"How did you find me out?" she asked.
"Jabez knew. Y' sent him twenty quid fro' Craven Street, didn't y'?"
"Yes, but I didn't tell him where I was going."
Shorty hugged himself again and uttered a dignified screech.
"I foun' yer out, I did. Jabez 'e sent me t' the 'otel as y' guv the name on the letter y' sent the quid with, an' I went there, an' sawr the ole cove as Jabez tried to scrag."
"But how did you find out? Did Mr.—did he tell you?"
"Ho yes! 'e tole me, leastways 'e tole Mother Mandarin, an' she tole me, an' I tole Jabez; an' 'e sez, 'you jes' go down,' 'e sez, 'an' say to Miriam as I wants to 'ave a word with 'er, I does,' an' I sez, 'right y'are,' an' I pass off down 'ere, I does, and sleep in barns an' 'aystacks, an' dodges the bloomin' peelers. An' I gits 'ere to-day, an' I sees you a talkin' to that skinny laidy; an' wot does she do but ketches me a clout on the 'ead an' arsks questions; but she didn't fin' out nothink fro' me, no, blarst 'er!—not a bloomin' word, an' I clears out arter you, an' 'ere I am;" and Shorty, having exhausted his stock of breath for the time being, executed a shuffle by way of keeping himself warm.
The cold would have killed a delicately nurtured child, but Shorty, like the man in the Greek story, was "all face," and the cold affected his hardened carcase but little.

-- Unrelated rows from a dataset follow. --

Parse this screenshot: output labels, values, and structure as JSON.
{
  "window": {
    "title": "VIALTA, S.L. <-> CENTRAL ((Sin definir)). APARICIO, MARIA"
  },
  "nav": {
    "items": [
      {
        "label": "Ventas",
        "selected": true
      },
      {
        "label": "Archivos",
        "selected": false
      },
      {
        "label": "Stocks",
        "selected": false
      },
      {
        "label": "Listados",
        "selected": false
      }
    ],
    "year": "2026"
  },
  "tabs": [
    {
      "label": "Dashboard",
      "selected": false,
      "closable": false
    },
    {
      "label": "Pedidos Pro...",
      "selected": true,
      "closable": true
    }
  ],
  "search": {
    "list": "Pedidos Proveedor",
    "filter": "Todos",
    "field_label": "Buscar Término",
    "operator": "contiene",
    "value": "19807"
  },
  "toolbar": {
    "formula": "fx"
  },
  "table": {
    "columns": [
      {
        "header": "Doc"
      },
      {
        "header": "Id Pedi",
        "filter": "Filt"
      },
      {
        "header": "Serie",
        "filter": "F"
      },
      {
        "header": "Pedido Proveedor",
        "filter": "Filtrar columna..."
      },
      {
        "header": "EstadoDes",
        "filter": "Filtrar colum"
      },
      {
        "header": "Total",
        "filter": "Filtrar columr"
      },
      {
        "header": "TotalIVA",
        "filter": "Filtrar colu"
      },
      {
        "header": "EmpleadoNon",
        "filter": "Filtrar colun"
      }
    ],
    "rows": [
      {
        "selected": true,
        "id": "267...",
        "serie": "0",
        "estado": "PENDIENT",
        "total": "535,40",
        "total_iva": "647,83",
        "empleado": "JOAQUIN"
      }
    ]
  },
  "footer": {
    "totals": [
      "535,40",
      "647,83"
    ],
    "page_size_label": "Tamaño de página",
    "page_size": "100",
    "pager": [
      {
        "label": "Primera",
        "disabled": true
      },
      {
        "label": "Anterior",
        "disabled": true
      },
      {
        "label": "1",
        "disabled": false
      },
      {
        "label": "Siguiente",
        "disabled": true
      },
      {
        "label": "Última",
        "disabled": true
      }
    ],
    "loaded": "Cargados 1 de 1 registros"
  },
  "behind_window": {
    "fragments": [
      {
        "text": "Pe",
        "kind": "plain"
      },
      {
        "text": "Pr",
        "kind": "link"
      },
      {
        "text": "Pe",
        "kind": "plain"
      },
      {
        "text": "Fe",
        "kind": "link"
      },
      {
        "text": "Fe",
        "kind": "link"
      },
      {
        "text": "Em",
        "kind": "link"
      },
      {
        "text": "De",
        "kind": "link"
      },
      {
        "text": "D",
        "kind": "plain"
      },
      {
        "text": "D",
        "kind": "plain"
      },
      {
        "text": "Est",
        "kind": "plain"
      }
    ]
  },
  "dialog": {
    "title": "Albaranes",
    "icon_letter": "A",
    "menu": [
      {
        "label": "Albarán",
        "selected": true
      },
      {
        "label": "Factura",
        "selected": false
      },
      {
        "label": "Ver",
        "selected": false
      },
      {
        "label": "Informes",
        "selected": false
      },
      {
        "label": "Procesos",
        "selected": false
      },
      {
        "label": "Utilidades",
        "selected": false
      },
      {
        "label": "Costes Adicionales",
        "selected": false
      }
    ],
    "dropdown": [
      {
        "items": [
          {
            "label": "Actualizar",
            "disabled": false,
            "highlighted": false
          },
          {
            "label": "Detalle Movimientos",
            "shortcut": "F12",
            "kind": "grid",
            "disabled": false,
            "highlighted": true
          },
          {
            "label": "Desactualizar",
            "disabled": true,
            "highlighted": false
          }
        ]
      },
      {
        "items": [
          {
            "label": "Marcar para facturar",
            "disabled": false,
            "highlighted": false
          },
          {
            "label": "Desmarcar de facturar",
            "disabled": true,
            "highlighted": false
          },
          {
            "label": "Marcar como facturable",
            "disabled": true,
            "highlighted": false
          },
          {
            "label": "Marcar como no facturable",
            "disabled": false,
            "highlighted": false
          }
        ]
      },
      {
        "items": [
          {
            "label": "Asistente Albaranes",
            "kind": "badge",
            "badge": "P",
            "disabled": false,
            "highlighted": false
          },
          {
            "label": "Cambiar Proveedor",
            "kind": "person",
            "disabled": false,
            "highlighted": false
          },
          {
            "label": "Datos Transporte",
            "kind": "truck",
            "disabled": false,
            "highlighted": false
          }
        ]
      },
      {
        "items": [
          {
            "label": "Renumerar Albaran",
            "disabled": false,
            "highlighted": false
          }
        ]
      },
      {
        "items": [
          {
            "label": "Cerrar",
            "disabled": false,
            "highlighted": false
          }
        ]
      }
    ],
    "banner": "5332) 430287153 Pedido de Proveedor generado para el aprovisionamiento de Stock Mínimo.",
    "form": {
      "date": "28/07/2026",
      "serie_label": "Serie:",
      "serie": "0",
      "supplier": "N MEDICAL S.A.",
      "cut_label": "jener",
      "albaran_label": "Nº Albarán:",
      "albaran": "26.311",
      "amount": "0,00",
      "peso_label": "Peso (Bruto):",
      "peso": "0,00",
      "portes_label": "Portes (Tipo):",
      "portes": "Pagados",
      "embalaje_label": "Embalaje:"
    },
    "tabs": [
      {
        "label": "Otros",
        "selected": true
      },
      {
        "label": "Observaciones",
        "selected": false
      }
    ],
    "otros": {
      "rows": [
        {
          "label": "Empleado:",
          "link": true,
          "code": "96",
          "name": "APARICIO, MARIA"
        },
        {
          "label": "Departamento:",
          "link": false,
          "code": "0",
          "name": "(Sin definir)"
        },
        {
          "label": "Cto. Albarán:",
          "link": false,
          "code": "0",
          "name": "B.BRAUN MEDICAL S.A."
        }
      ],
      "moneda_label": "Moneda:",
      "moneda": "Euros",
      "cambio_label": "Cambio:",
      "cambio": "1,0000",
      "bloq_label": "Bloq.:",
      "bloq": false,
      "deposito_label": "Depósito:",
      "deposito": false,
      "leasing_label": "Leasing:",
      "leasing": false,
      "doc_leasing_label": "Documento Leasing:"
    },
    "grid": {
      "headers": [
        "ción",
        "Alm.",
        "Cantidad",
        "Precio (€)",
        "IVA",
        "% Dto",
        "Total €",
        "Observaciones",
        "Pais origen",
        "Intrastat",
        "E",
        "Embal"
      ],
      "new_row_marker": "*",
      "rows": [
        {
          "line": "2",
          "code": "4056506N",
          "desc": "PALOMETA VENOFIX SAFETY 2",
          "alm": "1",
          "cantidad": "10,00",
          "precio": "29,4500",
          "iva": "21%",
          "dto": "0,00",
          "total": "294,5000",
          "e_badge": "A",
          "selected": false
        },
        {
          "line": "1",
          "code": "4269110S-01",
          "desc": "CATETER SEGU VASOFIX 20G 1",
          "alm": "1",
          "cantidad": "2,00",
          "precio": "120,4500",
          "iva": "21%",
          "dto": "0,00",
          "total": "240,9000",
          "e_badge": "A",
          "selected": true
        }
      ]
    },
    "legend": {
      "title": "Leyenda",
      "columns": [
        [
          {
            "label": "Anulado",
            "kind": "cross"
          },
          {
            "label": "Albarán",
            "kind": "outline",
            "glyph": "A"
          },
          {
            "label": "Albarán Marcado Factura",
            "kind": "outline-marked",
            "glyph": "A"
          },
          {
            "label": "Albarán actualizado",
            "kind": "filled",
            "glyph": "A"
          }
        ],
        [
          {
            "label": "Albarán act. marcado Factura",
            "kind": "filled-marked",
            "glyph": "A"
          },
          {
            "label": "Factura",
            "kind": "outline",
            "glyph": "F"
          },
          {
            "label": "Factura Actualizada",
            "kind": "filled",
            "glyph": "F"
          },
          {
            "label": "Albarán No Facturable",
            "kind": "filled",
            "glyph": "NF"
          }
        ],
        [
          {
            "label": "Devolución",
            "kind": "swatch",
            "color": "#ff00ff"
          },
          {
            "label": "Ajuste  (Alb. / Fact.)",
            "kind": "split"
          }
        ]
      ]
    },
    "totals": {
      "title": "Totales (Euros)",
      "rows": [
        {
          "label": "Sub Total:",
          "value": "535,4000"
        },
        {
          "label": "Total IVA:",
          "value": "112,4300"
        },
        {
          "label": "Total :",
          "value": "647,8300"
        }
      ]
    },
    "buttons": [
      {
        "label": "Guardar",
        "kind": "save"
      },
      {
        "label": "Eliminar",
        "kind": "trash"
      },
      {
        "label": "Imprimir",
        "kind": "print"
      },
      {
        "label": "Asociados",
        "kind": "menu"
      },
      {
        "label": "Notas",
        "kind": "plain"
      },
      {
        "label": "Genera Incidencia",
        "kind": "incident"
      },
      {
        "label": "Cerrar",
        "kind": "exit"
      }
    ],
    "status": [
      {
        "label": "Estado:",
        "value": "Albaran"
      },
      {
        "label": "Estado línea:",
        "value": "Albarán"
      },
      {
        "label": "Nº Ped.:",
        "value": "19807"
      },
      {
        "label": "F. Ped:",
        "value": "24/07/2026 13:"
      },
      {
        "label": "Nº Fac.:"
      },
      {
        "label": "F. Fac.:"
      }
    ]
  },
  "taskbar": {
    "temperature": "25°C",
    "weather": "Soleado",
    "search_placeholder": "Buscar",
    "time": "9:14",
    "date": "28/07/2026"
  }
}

He shuffled and slapped his hands, and leered at Miriam until her very soul was sick within her. What had she done to be thus visited by this horrible reminder of the past?
"Did Mr.—did the old gentleman tell Mother Mandarin I was with him?"
"Ho yes, 'e tole 'er. Mother Mandarin's fly, she is, an' there ain't much she wants to know as she don't git t' know."